How Partnerships and LLCs Distribute Profits

By Kenneth Boyd, Lita Epstein, Mark P. Holtzman, Frimette Kass-Shraibman, Maire Loughran, Vijay S. Sampath, John A. Tracy, Tage C. Tracy, Jill Gilbert Welytok

A partnership treats salaries paid to partners (at least to its general partners) as distributions from profit. In other words, profit is determined before the deduction of partners’ salaries. LLCs are more likely to treat salaries paid to owner-managers as an expense (as a corporation does).

Accounting for compensation and services provided by the owners in an LLC and the partners in a partnership gets rather technical.

The partnership or LLC agreement specifies how to divide profit among the owners. Whereas owners of a corporation receive a share of profit directly proportional to the number of common stock shares they own, a partnership or LLC doesn’t have to divide profit according to how much each owner invested.

Invested capital is only one of three factors that generally play into profit allocation in partnerships and LLCs:

  • Treasure: Owners may be rewarded according to how much of the treasure — invested capital — they contributed. So if Jane invests twice as much as Joe, her cut of the profit may be twice as much as his.

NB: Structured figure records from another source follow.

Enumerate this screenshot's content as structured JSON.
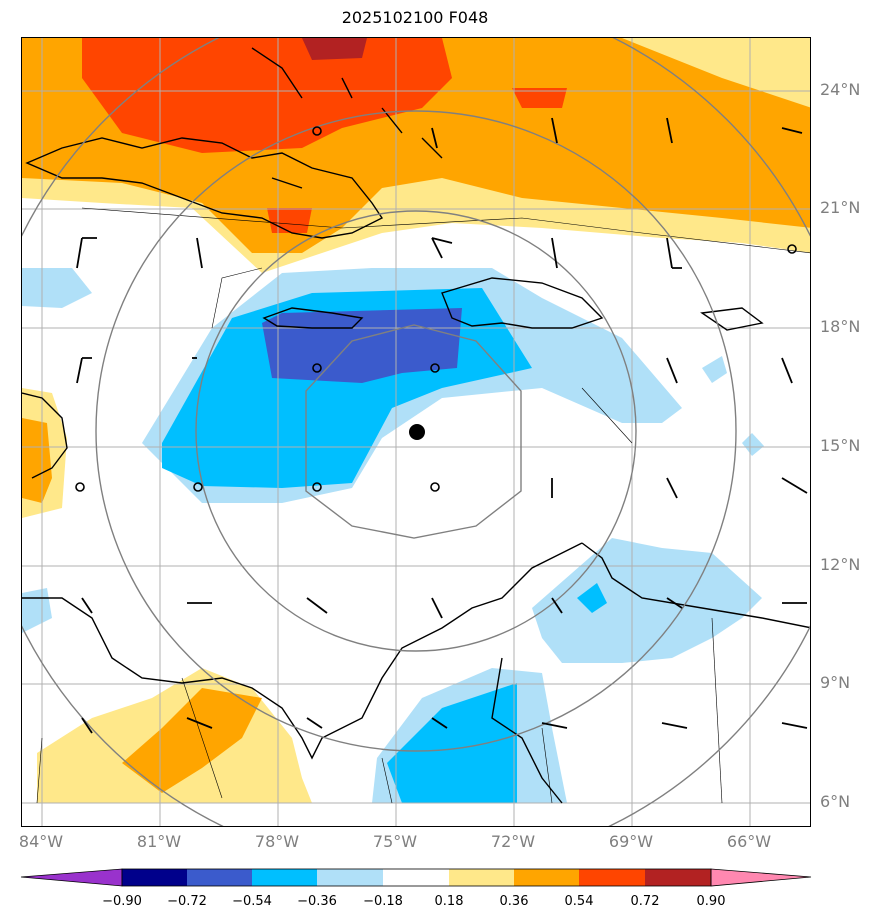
{
  "title": "2025102100 F048",
  "lat_labels": [
    "24°N",
    "21°N",
    "18°N",
    "15°N",
    "12°N",
    "9°N",
    "6°N"
  ],
  "lon_labels": [
    "84°W",
    "81°W",
    "78°W",
    "75°W",
    "72°W",
    "69°W",
    "66°W"
  ],
  "colorbar": {
    "ticks": [
      "−0.90",
      "−0.72",
      "−0.54",
      "−0.36",
      "−0.18",
      "0.18",
      "0.36",
      "0.54",
      "0.72",
      "0.90"
    ],
    "colors": [
      "#9932cc",
      "#00008b",
      "#3b5bcc",
      "#00bfff",
      "#b0e0f8",
      "#ffffff",
      "#ffe88a",
      "#ffa500",
      "#ff4500",
      "#b22222",
      "#ff88b0"
    ]
  },
  "colors": {
    "grid": "#b0b0b0",
    "coast": "#000000",
    "range_rings": "#808080"
  },
  "center_marker": "storm-center-dot"
}
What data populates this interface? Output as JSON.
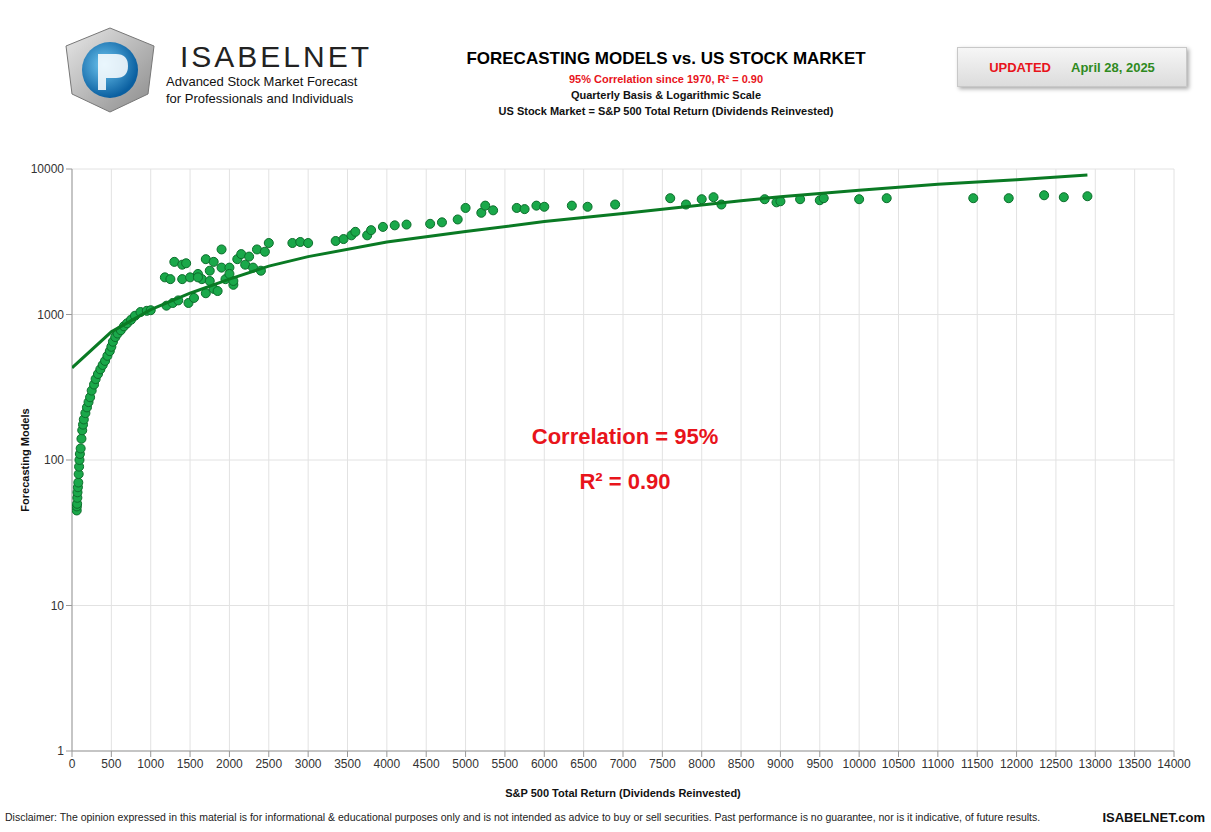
{
  "chart_data": {
    "type": "scatter",
    "title": "FORECASTING MODELS vs. US STOCK MARKET",
    "subtitle": [
      "95% Correlation since 1970, R² = 0.90",
      "Quarterly Basis & Logarithmic Scale",
      "US Stock Market = S&P 500 Total Return (Dividends Reinvested)"
    ],
    "logo_text": "ISABELNET",
    "logo_subtitle": [
      "Advanced Stock Market Forecast",
      "for Professionals and Individuals"
    ],
    "updated_label": "UPDATED",
    "updated_date": "April 28, 2025",
    "annotations": [
      "Correlation = 95%",
      "R² = 0.90"
    ],
    "x_label": "S&P 500 Total Return (Dividends Reinvested)",
    "y_label": "Forecasting Models",
    "disclaimer": "Disclaimer: The opinion expressed in this material is for informational & educational purposes only and is not intended as advice to buy or sell securities. Past performance is no guarantee, nor is it indicative, of future results.",
    "website": "ISABELNET.com",
    "log": "y",
    "grid": true,
    "xlim": [
      0,
      14000
    ],
    "xticks": [
      0,
      500,
      1000,
      1500,
      2000,
      2500,
      3000,
      3500,
      4000,
      4500,
      5000,
      5500,
      6000,
      6500,
      7000,
      7500,
      8000,
      8500,
      9000,
      9500,
      10000,
      10500,
      11000,
      11500,
      12000,
      12500,
      13000,
      13500,
      14000
    ],
    "ylim": [
      1,
      10000
    ],
    "yticks": [
      1,
      10,
      100,
      1000,
      10000
    ],
    "series": [
      {
        "type": "scatter",
        "color": "#1aa84a",
        "marker": "circle",
        "line_style": "none",
        "x": [
          60,
          62,
          65,
          68,
          70,
          75,
          80,
          85,
          90,
          95,
          100,
          110,
          120,
          130,
          140,
          150,
          170,
          190,
          210,
          230,
          250,
          280,
          300,
          330,
          360,
          390,
          420,
          450,
          480,
          500,
          520,
          550,
          580,
          620,
          660,
          700,
          750,
          800,
          870,
          950,
          1000,
          1180,
          1250,
          1300,
          1400,
          1450,
          1200,
          1280,
          1350,
          1400,
          1500,
          1480,
          1550,
          1600,
          1650,
          1700,
          1700,
          1750,
          1800,
          1800,
          1850,
          1900,
          1900,
          1950,
          2000,
          2050,
          2050,
          2100,
          2150,
          2200,
          2250,
          2300,
          2350,
          2400,
          2450,
          2500,
          1600,
          1750,
          2000,
          2800,
          2900,
          3000,
          3350,
          3450,
          3550,
          3600,
          3750,
          3800,
          3950,
          4100,
          4250,
          4550,
          4700,
          4900,
          5000,
          5200,
          5250,
          5350,
          5650,
          5750,
          5900,
          6000,
          6350,
          6550,
          6900,
          7600,
          7800,
          8000,
          8150,
          8250,
          8800,
          8950,
          9000,
          9250,
          9500,
          9550,
          10000,
          10350,
          11450,
          11900,
          12350,
          12600,
          12900
        ],
        "values": [
          45,
          48,
          50,
          55,
          60,
          65,
          70,
          80,
          90,
          100,
          110,
          120,
          140,
          160,
          175,
          190,
          210,
          230,
          250,
          270,
          300,
          330,
          360,
          390,
          420,
          450,
          480,
          520,
          560,
          600,
          650,
          700,
          740,
          780,
          830,
          870,
          920,
          980,
          1040,
          1060,
          1070,
          1800,
          1750,
          2300,
          2200,
          2250,
          1150,
          1200,
          1250,
          1750,
          1800,
          1200,
          1300,
          1900,
          1750,
          2400,
          1400,
          2000,
          2300,
          1500,
          1450,
          2800,
          2100,
          1750,
          2100,
          1600,
          1700,
          2400,
          2600,
          2200,
          2500,
          2100,
          2800,
          2000,
          2700,
          3100,
          1800,
          1700,
          1900,
          3100,
          3150,
          3100,
          3200,
          3300,
          3500,
          3700,
          3500,
          3800,
          4000,
          4100,
          4150,
          4200,
          4300,
          4500,
          5400,
          5000,
          5600,
          5200,
          5400,
          5300,
          5600,
          5500,
          5600,
          5500,
          5700,
          6300,
          5700,
          6200,
          6400,
          5700,
          6200,
          5900,
          6000,
          6200,
          6100,
          6300,
          6200,
          6300,
          6300,
          6300,
          6600,
          6400,
          6500
        ]
      },
      {
        "type": "line",
        "color": "#0a7a24",
        "marker": "none",
        "line_style": "solid",
        "x": [
          0,
          500,
          1000,
          1500,
          2000,
          2500,
          3000,
          4000,
          5000,
          6000,
          7000,
          8000,
          8500,
          9000,
          10000,
          11000,
          12000,
          12900
        ],
        "values": [
          430,
          760,
          1080,
          1400,
          1750,
          2150,
          2500,
          3150,
          3720,
          4350,
          4950,
          5650,
          6050,
          6450,
          7150,
          7850,
          8450,
          9100
        ]
      }
    ]
  }
}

  • Time: Owners who invest more time in the business may receive more of the profit. Some partners or owners, for example, may generate more billable hours to clients than others, and the profit-sharing plan reflects this disparity. Some partners or owners may work only part-time, so the profit-sharing plan takes this factor into account.

  • Talent: Regardless of capital and time, some partners bring more to the business than others. Maybe they have better business contacts, or they’re better rainmakers (they have a knack for making deals happen), or they’re celebrities whose names alone are worth a special share of the profit. However their talent impacts the business, they contribute much more to the business’s success than their capital or time suggests.

A partnership needs to maintain a separate capital (ownership) account for each partner. The total profit of the entity is allocated into these capital accounts, as spelled out in the partnership agreement. The agreement also specifies how much money each partner can withdraw from his or her capital account.

For example, partners may be limited to withdrawing no more than 80 percent of their anticipated share of profit for the coming year, or they may be allowed to withdraw only a certain amount until they’ve built up their capital accounts. The capital that remains in the partnership is used to operate the business.